Step 3: statistical language model algorithm and bi-directional matching segmentation methods cooperate, and obtain part-of-speech tagging to target character；

Step 4: extracting keyword, and keyword extraction formula: representing a document with j, represents a word in the document with i,

Tf indicates the number that a word occurs in a document；

Df indicates the document number in entire corpus containing some word；

N indicates the total number of documents in entire corpus；

From formula: as soon as the number that word occurs in a document is more, tf value is bigger, includes some in entire corpus The number of files of word is fewer, then df value is bigger, therefore the tf-df value of some word is bigger, then this word is that the probability of keyword is bigger；

Step 5: internal evaluation, the passive voice to the keyword obtained in step 4, noun, complicated noun phrase are specific The verb frequency of occurrences and technical term frequency this 5 features are assessed, and according to this 5 features, give different weight coefficients, It can be obtained whether the information content tends to Academic word, analysis index value is higher, it is considered that the information content is more valuable Value.
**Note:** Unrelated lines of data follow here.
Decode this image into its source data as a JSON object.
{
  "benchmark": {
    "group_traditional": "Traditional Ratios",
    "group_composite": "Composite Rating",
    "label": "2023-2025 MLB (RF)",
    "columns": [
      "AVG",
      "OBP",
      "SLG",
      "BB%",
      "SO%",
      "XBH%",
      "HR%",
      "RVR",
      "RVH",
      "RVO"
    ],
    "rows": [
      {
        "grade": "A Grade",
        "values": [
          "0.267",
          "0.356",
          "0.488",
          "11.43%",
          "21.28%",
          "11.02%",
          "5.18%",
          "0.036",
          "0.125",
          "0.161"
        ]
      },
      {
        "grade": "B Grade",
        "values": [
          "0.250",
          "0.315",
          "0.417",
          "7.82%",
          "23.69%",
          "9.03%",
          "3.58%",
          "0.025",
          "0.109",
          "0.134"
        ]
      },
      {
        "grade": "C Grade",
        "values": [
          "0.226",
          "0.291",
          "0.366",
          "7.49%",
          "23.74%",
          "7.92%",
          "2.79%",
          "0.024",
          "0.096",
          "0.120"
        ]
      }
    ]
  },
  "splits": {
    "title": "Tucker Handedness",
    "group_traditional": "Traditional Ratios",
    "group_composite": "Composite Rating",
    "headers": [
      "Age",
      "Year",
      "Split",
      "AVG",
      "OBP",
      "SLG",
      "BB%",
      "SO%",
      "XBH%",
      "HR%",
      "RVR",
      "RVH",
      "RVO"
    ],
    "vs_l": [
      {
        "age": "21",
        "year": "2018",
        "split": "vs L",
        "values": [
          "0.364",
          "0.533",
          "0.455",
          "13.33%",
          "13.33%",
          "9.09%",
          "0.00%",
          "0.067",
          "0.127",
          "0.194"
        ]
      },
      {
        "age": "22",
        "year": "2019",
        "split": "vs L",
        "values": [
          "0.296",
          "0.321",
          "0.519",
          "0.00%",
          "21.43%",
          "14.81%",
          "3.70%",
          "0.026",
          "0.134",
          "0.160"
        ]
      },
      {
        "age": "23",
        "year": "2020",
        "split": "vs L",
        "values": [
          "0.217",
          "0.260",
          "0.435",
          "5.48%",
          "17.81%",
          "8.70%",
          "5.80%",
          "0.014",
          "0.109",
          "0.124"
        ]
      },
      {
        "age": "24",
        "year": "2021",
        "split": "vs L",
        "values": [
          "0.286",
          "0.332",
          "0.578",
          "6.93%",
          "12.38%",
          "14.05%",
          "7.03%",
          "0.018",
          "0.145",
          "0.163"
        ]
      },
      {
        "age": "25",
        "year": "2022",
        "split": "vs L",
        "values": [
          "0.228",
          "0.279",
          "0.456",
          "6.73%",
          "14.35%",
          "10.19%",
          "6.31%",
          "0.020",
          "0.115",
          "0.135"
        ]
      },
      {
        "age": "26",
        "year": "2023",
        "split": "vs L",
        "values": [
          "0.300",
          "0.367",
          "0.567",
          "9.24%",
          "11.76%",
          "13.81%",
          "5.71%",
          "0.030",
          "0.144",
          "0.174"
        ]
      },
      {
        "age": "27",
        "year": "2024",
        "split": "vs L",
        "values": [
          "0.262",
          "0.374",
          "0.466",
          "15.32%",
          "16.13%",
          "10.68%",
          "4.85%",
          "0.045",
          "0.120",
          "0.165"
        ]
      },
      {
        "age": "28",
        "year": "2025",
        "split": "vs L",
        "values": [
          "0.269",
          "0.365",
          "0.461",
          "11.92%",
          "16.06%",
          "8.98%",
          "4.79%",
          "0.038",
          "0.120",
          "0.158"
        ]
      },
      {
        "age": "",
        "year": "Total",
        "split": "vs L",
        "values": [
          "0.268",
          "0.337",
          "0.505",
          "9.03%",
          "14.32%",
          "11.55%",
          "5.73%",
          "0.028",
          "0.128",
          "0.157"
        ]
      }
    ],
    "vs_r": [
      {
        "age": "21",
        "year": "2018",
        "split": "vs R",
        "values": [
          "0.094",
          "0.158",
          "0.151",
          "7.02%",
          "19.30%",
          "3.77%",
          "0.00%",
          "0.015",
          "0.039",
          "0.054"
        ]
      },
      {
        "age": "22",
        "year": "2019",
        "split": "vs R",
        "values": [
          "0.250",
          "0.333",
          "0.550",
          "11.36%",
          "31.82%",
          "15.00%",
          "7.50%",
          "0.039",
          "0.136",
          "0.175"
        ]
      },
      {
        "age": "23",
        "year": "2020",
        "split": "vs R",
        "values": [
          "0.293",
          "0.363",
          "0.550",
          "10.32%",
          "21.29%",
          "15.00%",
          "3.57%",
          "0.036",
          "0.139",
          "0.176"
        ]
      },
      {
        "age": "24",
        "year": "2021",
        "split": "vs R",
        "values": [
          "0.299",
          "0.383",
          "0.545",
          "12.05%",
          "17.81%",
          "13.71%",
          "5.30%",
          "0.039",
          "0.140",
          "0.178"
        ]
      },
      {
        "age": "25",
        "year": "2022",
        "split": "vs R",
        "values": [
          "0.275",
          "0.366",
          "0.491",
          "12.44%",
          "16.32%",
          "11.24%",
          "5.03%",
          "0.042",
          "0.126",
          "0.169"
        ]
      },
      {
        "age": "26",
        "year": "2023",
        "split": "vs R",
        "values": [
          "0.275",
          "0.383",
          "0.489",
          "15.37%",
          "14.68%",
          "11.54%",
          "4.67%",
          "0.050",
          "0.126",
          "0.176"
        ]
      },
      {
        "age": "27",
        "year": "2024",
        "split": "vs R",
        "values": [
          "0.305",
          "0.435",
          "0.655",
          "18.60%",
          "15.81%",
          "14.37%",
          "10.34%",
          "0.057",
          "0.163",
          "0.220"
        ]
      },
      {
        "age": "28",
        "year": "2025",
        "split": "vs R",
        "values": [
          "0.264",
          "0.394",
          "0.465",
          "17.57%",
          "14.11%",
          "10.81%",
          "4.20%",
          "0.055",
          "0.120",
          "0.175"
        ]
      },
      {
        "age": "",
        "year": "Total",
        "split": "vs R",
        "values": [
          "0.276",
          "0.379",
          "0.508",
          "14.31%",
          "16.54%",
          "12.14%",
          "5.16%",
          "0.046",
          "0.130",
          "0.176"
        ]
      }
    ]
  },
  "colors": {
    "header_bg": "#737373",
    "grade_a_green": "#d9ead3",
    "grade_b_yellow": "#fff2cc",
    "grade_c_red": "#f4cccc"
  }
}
2. the intelligent information assessment and marketing system according to claim 1 based on statistical language model algorithm, feature Be: in step 1, setting current word is only related to a word before it, and calculation formula can simplify are as follows:

Using above formula, the probability that any one word occurs after another word can be counted, accuracy depends on statistics Size.

3. the intelligent information assessment and marketing system according to claim 1 based on statistical language model algorithm, feature It is: in step 2, Forward Maximum Method algorithm principle:

1) from left to right using m character of sentence to be slit as matching character, m is the length of longest entry in initial dictionary.；

2) character is matched with element in dictionary；

If 3) successful match, come out this character as a word segmentation；

If 4) matching is unsuccessful, the last character of this character is removed, then is matched, is repeated the above process, it is known that Cutting is completely until a text；

Reverse maximum matching algorithm principle is similar with Forward Maximum Method algorithm principle, the difference is that by scanning direction become from The right side is turned left, and when matching unsuccessful, removes leftmost character: two-way maximum matching method is point for obtaining Forward Maximum Method method The result that word result and reverse maximum matching method obtain is compared, to determine correct segmenting method.

4. the intelligent information assessment and marketing system according to claim 1 based on statistical language model algorithm, feature Be: further including step 6: external assessment duplicate checking, external assessment is mainly the assessment of information content duplicate checking, if the information of publication It is seen everywhere on the internet, then this information itself is nugatory.